This project aimed to make traditional lab-based learning in STEM education more accessible by overcoming the limitations of physical infrastructure through a technological solution. I led the end-to-end design process, working closely with a multidisciplinary team from concept through delivery. Based on user testing and analysis, I identified key insights that informed iterative design refinements and guided the direction of next-phase development.
Laboratory education is a critical component of the STEM curriculum, providing students with essential hands-on experience to apply and reinforce what they learn in the classroom. However, offering sufficient lab opportunities remains challenging due to financial and infrastructural constraints, such as the high cost of equipment and operations, limited access, and a lack of instructional resources.
In collaboration with the Electrical and Computer Engineering Department (ECE) at the University of Florida (UF), we aimed to expand lab education opportunities for engineering students by creating a virtual lab training. Specifically, our goal was to transform the SCAN Lab at UF into a virtual environment and develop training modules for its equipment. To make the lab more accessible to students, we chose a web-based format with a VR version planned for future development.
In laboratory-based education, teacher support plays a critical role in enhancing student learning. So it is essential to replicate real-time instructional support provided in traditional labs in a virtual science lab’s remote environment.
Large language models (LLMs) can bridge this gap by providing immediate, personalized feedback and explanations.
Based on the requirements identified through rounds of discussions with the project team and the ECE team, I created initial sketches and user flows.
3D-modeled equipment replicates the real machine, including internal components that are normally hidden during operation to help learners better understand how the equipment works.
Learners manipulate different parameters firsthand to gain practical experience in a realistic, risk-free environment.
Along with text and auditory explanations, various visual materials such as 3D chip models and X-ray scans are provided to enhance understanding. Invisible elements like those revealed through X-rays are rendered into tangible visuals to help learners grasp abstract concepts.
An AI teaching assistant embodied as a friendly robot provides explanations throughout the learning experience. A GPT-powered chat feature enables learners to ask questions in real time.

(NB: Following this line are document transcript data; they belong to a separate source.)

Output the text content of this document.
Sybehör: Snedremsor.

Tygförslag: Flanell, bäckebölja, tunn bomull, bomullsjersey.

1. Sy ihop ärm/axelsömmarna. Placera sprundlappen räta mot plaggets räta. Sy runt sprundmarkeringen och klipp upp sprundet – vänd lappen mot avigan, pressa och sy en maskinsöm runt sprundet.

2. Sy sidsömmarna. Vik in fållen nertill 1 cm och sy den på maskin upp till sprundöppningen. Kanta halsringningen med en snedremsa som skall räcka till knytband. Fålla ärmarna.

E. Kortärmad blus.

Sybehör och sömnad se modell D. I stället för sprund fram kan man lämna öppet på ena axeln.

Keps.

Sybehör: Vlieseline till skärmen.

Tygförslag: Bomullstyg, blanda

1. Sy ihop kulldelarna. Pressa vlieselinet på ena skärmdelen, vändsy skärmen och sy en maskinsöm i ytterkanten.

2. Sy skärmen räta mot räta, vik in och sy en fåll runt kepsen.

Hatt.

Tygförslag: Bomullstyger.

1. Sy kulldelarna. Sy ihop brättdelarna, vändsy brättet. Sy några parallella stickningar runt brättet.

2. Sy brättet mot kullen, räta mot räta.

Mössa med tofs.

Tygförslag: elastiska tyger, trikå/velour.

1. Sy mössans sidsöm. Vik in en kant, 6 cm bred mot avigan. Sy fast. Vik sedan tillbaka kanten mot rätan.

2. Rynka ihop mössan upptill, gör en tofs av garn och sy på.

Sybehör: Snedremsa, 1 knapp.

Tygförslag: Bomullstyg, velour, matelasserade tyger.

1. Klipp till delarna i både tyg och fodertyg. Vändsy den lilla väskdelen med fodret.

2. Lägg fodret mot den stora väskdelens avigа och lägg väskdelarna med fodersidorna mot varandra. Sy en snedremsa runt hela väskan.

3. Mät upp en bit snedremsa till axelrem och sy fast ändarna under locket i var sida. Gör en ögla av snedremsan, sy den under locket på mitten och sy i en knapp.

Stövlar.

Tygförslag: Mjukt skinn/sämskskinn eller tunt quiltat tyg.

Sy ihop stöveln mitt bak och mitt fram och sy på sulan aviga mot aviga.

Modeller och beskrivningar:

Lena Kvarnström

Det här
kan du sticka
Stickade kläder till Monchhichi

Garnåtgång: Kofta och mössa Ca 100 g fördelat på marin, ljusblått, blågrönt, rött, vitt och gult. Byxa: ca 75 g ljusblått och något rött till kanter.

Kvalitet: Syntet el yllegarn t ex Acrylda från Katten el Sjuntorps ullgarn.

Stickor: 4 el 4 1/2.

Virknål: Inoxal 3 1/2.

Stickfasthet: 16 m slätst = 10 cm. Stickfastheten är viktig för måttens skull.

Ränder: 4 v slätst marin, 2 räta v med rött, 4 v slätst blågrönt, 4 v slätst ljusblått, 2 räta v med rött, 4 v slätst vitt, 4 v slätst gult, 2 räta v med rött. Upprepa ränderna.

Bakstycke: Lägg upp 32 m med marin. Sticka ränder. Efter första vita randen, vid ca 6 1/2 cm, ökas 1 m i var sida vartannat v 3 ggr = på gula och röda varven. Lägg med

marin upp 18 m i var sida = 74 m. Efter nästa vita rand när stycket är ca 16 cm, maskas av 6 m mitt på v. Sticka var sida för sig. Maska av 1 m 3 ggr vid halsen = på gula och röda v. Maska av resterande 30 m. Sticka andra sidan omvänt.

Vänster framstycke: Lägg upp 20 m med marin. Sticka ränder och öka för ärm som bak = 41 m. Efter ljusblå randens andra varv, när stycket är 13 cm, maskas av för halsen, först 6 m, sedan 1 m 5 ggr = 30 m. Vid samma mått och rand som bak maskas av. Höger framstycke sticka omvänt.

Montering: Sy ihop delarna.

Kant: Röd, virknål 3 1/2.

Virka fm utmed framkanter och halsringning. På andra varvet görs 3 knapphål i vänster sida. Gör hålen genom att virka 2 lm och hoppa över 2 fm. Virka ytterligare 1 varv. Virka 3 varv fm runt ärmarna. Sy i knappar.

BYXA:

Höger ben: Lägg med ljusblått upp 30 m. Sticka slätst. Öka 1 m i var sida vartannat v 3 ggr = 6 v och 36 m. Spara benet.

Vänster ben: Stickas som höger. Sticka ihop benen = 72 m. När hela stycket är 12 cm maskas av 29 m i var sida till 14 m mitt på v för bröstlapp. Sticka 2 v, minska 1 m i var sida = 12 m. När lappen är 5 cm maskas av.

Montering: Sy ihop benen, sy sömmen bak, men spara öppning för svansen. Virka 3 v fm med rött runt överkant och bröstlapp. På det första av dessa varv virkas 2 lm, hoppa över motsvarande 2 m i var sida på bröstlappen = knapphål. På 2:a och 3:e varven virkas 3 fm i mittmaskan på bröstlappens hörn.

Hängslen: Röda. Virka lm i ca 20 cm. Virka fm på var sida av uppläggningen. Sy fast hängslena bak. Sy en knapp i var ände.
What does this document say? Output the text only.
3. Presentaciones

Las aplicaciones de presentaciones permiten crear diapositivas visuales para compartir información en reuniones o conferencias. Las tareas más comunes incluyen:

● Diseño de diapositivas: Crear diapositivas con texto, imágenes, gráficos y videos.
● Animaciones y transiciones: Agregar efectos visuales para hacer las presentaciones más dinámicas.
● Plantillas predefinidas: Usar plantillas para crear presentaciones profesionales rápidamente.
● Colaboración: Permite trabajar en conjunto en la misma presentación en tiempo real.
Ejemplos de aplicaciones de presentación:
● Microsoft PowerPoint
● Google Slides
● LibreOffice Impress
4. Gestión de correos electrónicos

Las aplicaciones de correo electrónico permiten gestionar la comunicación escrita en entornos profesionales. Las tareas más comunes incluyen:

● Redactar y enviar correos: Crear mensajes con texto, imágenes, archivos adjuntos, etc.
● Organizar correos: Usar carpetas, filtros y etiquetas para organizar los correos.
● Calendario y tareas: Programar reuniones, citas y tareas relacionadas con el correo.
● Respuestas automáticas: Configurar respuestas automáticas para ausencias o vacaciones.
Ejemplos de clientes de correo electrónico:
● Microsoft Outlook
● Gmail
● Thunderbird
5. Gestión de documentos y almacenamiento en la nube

To evaluate and improve our virtual lab design, I conducted two rounds of user interviews combined with iterative design sessions involving science and engineering students. In the first interview, participants interacted with our virtual lab and shared their feedback by comparing it to their experiences in traditional physical labs. During the second follow-up interview with the same participants, they sketched their ideas through participatory design sessions. The interviews were transcribed and a thematic analysis was conducted with an HCI researcher. The insights and feedback gathered from these sessions was incorporated into an iterated prototype.
Participants
A total of 9 participants were recruited following the criteria: (1) engineering students interested in semiconductor topics but with no prior knowledge of the specific content presented in the prototype (representing the target learner group), or (2) engineering students with previous experience in lab-based sessions as teaching assistants.
Initial Interview Insights
Based on the initial interview findings, we decided to focus on improving the virtual tutor interface as the next design iteration step.
Follow-up Participatory Design Sketches
Chat History
Natural transition between Q&A and lecture
The next step will be evaluating the new interface through additional user testing. In response to our findings, we will design and incorporate a contextual AI system that delivers an adaptive and personalized learning experience. We also plan to transform the web-based version into a virtual reality experience to create more immersive interactions through embodied learning.